A collaborative research effort involving MIT, MIT spinout Inkbit, and ETH Zurich has culminated in a significant advancement in 3D inkjet printing technology. Their invention of a self-monitoring, computer vision-driven system was reported by MIT News on Wednesday. This contactless mechanism accelerates production times and enhances 3D printing versatility, with successful applications witnessing the production of complex robotic devices, including a fully functional 3D-printed hand-like gripper.
In contrast to traditional 3D inkjet printing systems', the novel method crafted is capable of utilizing a wider array of materials, revolutionizing the commonly used smoothing process. According to Wojciech Matusik, a professor of Electrical Engineering and Computer Science at MIT and co-corresponding author of the study, equipping the 3D printers with "a set of eyes and a brain" has enabled real-time adjustments in the printing process as released by MIT News.
Thus, a breakthrough by itself, the technology enables non-stop printing that is up to 660 times faster than previous technologies. The printer's capability for automatic self-correction catapults versatility in creations and functionality, moving away from the necessity of mechanical smoothing.
Owing to the printer's compatibility with a wider range of materials, researchers have added slow-curing thiol-based materials to the 3D printing roster. This category of material not only possesses substantial elasticity and durability but also demonstrates resistance against sunlight degradation and is thermally sustainable across varied temperature ranges, said Robert Katzschmann, an assistant professor of robotics at ETH Zurich.

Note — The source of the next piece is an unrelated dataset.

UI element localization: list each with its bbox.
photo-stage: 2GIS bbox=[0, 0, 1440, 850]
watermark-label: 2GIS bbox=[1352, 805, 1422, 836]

Having capitalized on the combined applications of thiol-based materials and wax, the researchers' achievements encompass the production of a complex, fully-functional tendon-driven robotic hand. The team also unveiled a six-legged robot with sensing and object-grasping capabilities, as detailed by Thomas Buchner, a doctoral student at ETH Zurich and the study's leading author.
The team's accomplishments in device fabrication are not limited to the creations mentioned above. In addition to programmed metamaterials, the 3D inkjet printing system has also contributed to the creation of a heart-like pump inclusive of integrated ventricles and artificial heart valves. Matusik notes that these applications only scratch the surface of the wider potential offered by this technological breakthrough.
Moving forward, technological innovation shows promise for enriching varied fields. Potential use cases envision the utilization of hydrogels for tissue engineering applications, the specialization of durable polymers, silicon materials, and epoxies, as well as contributions to the production of customizable medical devices, semiconductor polishing pads, and more intricate robots.
The development of the 3D inkjet printing system was made possible through substantial support from various organizations, ranging from Credit Suisse to the U.S. National Science Foundation. With this advanced technology in hand and the myriad of potential applications it harbors, the future of 3D printing is set to encompass novel strides in terms of both scope and innovation.